Depremden en az 1,5 -  2 milyon kişi etkilenir. Yapıların ne kadarının kaçak olduğunu bilmemiz gerekiyor.Biraz önce söylediğim gibi yüzde 40’ı kaçak, yüzde 70’inin iskanı yok.Depremin benim için beklenen süresi yaklaşık 16 saniye ile 22 saniye arasında değişiyor.Ama Silivri’de olacak bir depremin yaklaşık 35 ile 40 saniye olması bekleniyor.Süre arttıkça yıkım artar.Bakın, Gölcük depreminin büyüklüğü yaklaşık 7,5’ti ve 45 saniye sürdü ve tozunu attırdı. Yaklaşık 108 km uzakta olan Avcılar’da ev yıktı.

Deprem anında ne yapmalı?

Depremde en önemli olan konu deprem anında nerede olduğunuzdur.Deprem anında evden kaçmamak lazım.Özellikle merdivenler ve asansörler çok güvensiz yerlerdir.Buralara asansörler sıkışır, merdivenler yıkılır bunlar ilk giden yerlerdir.

“Kapılar dışa doğru açılmalı”

Çok önemli bir şey var, biz bir standardı yakalayamadık.Ben belki binin üzerinde konferans verdim. Evlerimizdeki kapılarımız. Bizde kapılar içe doğru açılır.Ama ABD ve Batı Avrupa’da kapıların hepsi dışa doğru açılır.Çünkü tehlike dışarda değil içeridedir.Yangın olsa deprem olsa insan dışarıya doğru kaçmak, kapıyı itmek ister.Gölcük depreminde ölenlerin çoğu dış kapının önünde toplu olarak öldüler.Çünkü herkes orada toplandığı için kapıyı içeri doğru açamadı ve dışarıya çıkamadılar.Bu standartın getirilmesi gerekiyor.Sinemalarda, tiyatrolarda, stadyumlarda kapıyı ittiğin zaman dışa doğru açılmalıdır.Madem ki İstanbul’u bir deprem bekliyor önce bir kapı standartı olacak.

 

Deprem sırasında evin dar yerlerinde durmak gerekiyor ve boyutunuzu küçültmeniz gerekiyor.Cenin pozisyonunda çömelip, başınızı ayakların arasına almak ve başınızın üstünü elinizle veya yastıkla kapatmanız gerekiyor.

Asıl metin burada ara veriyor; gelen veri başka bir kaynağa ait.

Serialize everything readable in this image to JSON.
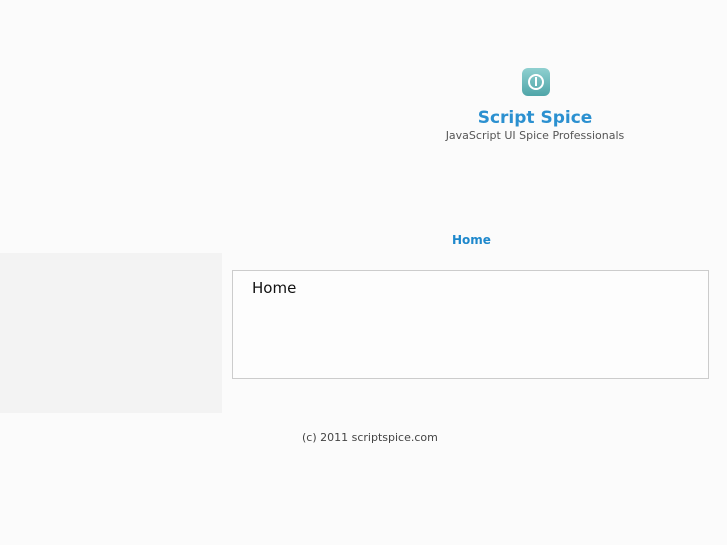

Deprem nedeniyle ölümlerin bir çoğunda, ağıza ve buruna toz dolması sebebiyle insanlar boğularak ölüyor.Deprem sırasında üst katlardaysanız ve düşüyorsanız, burun, göz ve ağız bölümlerini kapatacaksınız.Çünkü gözler tozla dolduğu zaman göremezsiniz, burun ve ağıza toz dolar soluk alamaz ve ölürsünüz.

Eşyaların bağlantılı olması gerekiyor diyoruz ama benim evimde dahi bağlı değil.Önce eşinizi ikna etmeniz gerekiyor.

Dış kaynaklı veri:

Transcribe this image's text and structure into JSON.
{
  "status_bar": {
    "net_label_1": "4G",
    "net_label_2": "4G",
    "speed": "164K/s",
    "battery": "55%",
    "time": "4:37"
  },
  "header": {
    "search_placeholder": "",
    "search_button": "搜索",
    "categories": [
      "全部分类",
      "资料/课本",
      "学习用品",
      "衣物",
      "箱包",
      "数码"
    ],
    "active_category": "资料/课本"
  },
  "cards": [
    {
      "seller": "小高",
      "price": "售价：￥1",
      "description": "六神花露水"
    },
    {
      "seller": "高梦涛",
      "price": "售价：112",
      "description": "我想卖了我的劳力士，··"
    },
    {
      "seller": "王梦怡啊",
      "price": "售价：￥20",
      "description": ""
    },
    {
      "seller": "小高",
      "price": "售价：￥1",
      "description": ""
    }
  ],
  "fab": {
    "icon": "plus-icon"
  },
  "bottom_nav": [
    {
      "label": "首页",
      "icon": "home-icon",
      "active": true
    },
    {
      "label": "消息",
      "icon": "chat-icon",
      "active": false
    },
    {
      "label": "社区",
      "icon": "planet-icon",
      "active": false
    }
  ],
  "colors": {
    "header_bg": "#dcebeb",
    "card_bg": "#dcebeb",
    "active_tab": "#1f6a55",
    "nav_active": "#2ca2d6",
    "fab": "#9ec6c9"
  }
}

Peki yetkililer ne yapmalı?

Bu imar barışına dur demek lazım.Bülent Ecevit döneminde çıkan bir deprem vergisi vardı, 50 milyar dolarlık.Bu 50 milyar doları biz duble yol yaparak harcadık.Bunun bir kez daha sorgulanması lazım. Çünkü onunla yoksullara ev yapılacaktı, o ev parasıyla şu an duble yolumuz var. Buna kimsenin hakkı yok. Belli bir fondaki parayı diğer tarafa ben istedim diye aktaramazsınız. O milletin parasıdır. Onun yerine konması gerekir.Çünkü yoksulun başka çaresi yok.